- The Washington Times - Sunday, March 18, 2007

The Iraqi government is weeks away from adopting a law to distribute oil revenues throughout the country and soon will grant amnesty to insurgents who renounce violence, Vice President Adel Abdul-Mahdi told U.N. member states Friday.

The vice president, in New York for a meeting of the Iraq Compact, outlined steps the government intends to take to restore economic and social stability to a country that has been racked by sectarian violence.

Mr. Abdul-Mahdi, representing one of Iraq’s most powerful Shi’ite political parties, announced a five-year plan to increase the country’s security forces, protect human rights and build up the civil service.

Under a U.S.-Iraqi compact, U.N. member nations are to pledge technical, investment and financial support as Baghdad meets its own goals.

“The Iraqis have done their part,” Deputy Treasury Secretary Robert Kimmitt said Friday after the presentation. “The question now is, what will the international community do?” Washington has been frustrated by the reluctance of the international community to assist in Iraq’s reconstruction, first because of the unpopularity of the U.S.-led invasion and more recently because of unrest in Iraq.

Despite uncertainty in the country, U.N. Secretary-General Ban Ki-moon told participating ambassadors that the framework for normalization is more important than ever.

“Unlike the other initiatives, the compact focuses on Iraq’s long-term economic development, while also stressing progress in the political and security fields,” he said.

A more traditional pledging conference will be held before the end of April, said U.N. officials, who had hoped to set the date during Friday’s meeting.

Later Friday, as activists gathered to protest the U.S. military presence in Iraq on the fourth anniversary of the U.S.-led invasion, Mr. Abdul-Mahdi met with President Bush at the White House to thank him for continuing U.S. support.

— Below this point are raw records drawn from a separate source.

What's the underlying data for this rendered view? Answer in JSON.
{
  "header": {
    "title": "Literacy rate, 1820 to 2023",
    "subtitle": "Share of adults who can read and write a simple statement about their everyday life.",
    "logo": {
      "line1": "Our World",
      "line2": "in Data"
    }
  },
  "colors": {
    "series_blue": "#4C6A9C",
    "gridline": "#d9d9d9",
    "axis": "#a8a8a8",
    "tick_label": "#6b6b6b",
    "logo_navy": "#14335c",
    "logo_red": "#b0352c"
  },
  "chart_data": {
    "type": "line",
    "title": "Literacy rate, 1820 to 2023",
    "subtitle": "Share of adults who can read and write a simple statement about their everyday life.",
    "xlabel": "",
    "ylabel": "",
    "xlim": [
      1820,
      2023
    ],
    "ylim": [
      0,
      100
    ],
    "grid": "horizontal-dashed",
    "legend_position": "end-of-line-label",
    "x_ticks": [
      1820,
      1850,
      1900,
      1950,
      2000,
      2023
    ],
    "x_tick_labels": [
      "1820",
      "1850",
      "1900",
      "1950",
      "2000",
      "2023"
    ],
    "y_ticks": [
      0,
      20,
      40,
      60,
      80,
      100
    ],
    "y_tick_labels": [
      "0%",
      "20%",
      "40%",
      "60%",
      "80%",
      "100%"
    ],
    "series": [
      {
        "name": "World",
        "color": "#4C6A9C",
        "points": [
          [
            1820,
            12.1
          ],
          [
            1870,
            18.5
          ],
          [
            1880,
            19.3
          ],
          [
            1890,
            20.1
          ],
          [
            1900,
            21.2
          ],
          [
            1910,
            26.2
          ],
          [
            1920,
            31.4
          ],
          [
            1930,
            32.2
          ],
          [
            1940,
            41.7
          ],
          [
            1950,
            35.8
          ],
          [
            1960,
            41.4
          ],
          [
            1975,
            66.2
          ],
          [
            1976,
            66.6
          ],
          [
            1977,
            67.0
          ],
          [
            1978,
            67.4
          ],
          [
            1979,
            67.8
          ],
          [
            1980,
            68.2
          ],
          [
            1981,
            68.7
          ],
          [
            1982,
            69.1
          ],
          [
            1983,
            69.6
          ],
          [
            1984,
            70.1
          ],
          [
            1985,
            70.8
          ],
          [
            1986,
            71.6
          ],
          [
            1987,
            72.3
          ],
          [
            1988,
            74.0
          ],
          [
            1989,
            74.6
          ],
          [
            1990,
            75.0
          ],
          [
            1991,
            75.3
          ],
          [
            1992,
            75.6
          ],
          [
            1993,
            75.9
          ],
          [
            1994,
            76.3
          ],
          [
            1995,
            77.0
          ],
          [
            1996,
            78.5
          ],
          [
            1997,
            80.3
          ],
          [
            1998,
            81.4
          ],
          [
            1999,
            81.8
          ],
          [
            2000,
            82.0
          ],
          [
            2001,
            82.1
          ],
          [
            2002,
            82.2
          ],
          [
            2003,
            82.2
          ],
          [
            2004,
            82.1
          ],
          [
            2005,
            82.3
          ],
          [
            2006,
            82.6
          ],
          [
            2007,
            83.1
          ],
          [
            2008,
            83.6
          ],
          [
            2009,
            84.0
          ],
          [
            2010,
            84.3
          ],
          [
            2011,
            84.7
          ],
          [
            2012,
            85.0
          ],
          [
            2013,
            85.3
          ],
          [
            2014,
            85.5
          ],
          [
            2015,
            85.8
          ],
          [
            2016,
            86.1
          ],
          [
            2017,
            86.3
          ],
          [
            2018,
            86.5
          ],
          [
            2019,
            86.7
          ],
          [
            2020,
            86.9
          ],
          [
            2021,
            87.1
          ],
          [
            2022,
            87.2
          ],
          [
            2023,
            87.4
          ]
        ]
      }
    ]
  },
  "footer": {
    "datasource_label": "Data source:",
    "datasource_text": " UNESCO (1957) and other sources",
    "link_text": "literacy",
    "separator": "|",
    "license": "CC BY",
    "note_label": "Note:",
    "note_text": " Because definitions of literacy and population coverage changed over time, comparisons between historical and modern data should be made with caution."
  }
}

Jan Egeland, the closest thing the United Nations has to a superstar since the death of Sergio Vieira de Mello three years ago, has rejoined the fold.

The former humanitarian-aid coordinator has agreed to become a special adviser to Mr. Ban, an undersecretary-level post that will span the regions and involve assembling and sending teams of conflict mediators and other specialists. The job is part time and newly created for Mr. Egeland, who will be based in Norway and paid only for the days he works.

Mr. Egeland, who has significant experience in peace building and disaster relief, will be based in the Department of Political Affairs.

Global warming concern

Under a U.N. report finding humans primarily responsible for climate change, the environment is about to get a new venue: the U.N. Security Council.

British Ambassador Emyr Jones Parry told reporters last week that he would like to hold a session in the chambers on global warming, saying that for small island states and countries with populated coastlines, the issue is a matter of international peace and security.

British Foreign Minister Margaret Beckett would be willing to chair the open meeting, he said.

The ambassador indicated he was close to receiving the approval of all 15 council members, including the United States. However, Mr. Jones Parry said the public discussion would be just that: a debate that concludes with no resolution, probably not even a “statement of concern.”

This, presumably, is in deference to Washington, Beijing and other council members that have not signed the Kyoto Protocol and are wary of international agreements on the environment.

Britain will assume the council presidency on April 1, after South Africa’s term ends.